I’m in a union, and somehow they are able to sell the party line that 3% is a decent raise.
It doesn’t even cover cost of living, so if you like your current job and position then you are stuck with ever-shrinking adjusted income for your term.
The side effect is that the only way to get decent raises internally is to position-hop. Level 1, level 2, level 3, then change to a separate business unit and repeat the cycle.
I’m currently peaked in my current position and, even though I love my job and my bosses think I’m a valuable kick-ass employee, I’ll be forced to say goodbye and pretend that the next business-unit-du-jour is the career path I really really want.
If you work for a large, publicly traded company, successful or not, standard raise should be historical inflation indexed for the last 15-20 years (or is it 12-15?). I got this figure from my new friend in HR. I have no idea where this methodology came from. It averages out to a base of 2.3-2.5%. Assuming there were no layoffs, the absolute bottom line raise in my company is then “gracefully rounded” (as my CFO puts it) to 3%. Success and failures of the company will modify it. We have one struggling division pay out 1.5%, some meager bonuses, mostly stock.

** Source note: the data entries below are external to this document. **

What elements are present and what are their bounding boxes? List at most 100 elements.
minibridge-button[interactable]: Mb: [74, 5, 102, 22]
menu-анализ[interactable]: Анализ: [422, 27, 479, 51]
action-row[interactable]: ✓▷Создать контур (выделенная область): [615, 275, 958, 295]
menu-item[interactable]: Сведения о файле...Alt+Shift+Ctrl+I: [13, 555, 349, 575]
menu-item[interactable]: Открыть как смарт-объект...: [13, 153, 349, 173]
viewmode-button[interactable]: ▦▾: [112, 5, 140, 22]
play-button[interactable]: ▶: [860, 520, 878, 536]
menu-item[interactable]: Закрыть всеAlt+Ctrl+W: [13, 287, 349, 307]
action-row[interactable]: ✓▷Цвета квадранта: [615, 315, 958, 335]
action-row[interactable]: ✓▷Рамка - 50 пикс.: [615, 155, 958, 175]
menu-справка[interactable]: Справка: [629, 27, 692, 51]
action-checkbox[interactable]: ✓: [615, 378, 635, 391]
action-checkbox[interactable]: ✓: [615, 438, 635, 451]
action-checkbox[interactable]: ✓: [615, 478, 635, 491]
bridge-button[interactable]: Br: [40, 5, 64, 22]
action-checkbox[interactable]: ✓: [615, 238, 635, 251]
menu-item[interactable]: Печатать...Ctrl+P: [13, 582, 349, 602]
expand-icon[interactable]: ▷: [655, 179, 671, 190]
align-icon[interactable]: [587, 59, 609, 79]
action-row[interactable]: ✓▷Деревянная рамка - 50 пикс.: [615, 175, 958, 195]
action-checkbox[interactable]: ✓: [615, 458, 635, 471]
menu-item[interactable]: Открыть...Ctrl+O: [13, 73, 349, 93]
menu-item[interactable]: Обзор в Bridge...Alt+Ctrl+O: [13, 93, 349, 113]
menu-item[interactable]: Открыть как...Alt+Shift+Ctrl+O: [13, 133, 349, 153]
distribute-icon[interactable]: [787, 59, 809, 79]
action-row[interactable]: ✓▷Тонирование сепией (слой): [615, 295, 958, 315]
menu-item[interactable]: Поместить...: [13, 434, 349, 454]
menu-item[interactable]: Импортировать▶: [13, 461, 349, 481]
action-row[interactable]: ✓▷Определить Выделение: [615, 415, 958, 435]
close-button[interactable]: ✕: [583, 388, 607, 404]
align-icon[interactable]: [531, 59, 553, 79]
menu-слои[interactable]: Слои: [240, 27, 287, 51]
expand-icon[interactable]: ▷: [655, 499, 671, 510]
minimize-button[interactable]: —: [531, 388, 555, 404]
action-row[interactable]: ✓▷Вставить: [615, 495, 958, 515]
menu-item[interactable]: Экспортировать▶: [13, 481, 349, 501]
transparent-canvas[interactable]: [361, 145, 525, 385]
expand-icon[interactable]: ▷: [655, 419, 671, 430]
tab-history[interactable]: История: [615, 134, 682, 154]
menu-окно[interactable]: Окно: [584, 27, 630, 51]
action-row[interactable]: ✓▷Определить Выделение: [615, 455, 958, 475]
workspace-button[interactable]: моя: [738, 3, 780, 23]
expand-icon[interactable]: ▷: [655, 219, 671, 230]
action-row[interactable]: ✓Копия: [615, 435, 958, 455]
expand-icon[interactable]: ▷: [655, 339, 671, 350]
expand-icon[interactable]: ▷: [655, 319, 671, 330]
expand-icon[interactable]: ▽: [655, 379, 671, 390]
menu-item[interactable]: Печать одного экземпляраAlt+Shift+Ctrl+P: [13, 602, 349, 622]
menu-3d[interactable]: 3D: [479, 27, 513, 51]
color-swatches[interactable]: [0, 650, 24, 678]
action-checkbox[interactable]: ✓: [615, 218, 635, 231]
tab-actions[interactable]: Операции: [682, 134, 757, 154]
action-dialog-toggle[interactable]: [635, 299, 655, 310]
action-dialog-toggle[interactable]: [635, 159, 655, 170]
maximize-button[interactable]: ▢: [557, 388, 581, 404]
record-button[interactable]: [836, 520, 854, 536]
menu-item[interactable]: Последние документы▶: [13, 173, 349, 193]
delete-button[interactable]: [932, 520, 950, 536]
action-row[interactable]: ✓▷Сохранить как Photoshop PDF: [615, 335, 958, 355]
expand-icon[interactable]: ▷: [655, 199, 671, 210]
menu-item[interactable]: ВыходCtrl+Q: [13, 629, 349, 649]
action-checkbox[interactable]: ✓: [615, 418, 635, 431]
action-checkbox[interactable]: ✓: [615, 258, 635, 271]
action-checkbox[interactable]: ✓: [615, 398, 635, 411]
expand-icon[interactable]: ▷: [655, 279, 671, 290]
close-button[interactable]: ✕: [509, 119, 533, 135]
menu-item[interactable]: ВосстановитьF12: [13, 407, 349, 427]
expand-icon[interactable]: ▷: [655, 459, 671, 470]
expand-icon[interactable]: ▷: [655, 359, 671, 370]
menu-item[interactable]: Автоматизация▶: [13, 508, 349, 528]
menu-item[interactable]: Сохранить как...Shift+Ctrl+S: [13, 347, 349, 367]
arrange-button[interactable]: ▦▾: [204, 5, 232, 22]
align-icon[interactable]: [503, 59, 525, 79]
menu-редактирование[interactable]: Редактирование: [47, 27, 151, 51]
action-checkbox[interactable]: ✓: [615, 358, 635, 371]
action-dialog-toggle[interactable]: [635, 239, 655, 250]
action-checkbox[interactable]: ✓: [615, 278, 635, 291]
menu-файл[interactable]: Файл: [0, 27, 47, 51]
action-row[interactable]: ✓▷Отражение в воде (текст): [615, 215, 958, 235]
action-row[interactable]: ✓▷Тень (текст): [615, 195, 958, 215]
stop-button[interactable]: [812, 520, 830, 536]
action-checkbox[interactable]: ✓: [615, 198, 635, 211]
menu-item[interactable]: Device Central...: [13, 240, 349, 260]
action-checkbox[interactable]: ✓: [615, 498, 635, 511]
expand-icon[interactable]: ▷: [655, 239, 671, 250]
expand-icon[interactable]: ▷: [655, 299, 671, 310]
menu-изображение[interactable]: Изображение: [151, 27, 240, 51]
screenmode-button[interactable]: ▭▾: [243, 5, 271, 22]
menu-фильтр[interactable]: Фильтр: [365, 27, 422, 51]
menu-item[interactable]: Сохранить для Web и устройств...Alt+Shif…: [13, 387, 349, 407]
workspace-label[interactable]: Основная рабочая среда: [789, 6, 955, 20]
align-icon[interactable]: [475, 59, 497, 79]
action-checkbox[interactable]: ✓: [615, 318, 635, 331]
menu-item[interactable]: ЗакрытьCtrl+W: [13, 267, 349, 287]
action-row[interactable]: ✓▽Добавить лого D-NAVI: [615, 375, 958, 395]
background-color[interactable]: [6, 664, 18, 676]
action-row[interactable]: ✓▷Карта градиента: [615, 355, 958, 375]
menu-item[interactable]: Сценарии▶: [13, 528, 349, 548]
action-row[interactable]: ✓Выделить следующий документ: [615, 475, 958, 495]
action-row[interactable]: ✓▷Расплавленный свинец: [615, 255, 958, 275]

On the other hand, the successful divisions were paying out 8-15%, with bonuses (if it’s like mine, then it’s 15-25%), and restricted stock units. Since I work for the parent and all money goes to us, but we also have a declining stock price, I’m going to guess that we’re going to be somewhere between 3.5-10% (but no one will get 10%, I’m sure), with bonuses (which were good last year at 25%), and some of us will get RSUs. The worst year we’ve had was 3-5% raise, no stock, 3-5% bonus, on average throughout the company. The sales and business development teams I work with made out like bandits if they hit their comp plan.
So, overall, imo, if it’s just 3% and nothing else, with a somewhat successful company (i.e. they operated according to plan), then that raise both sucks and blows.
And yet companies wonder why people change jobs every 2 years. Maybe because they get sick of new hires making more than them?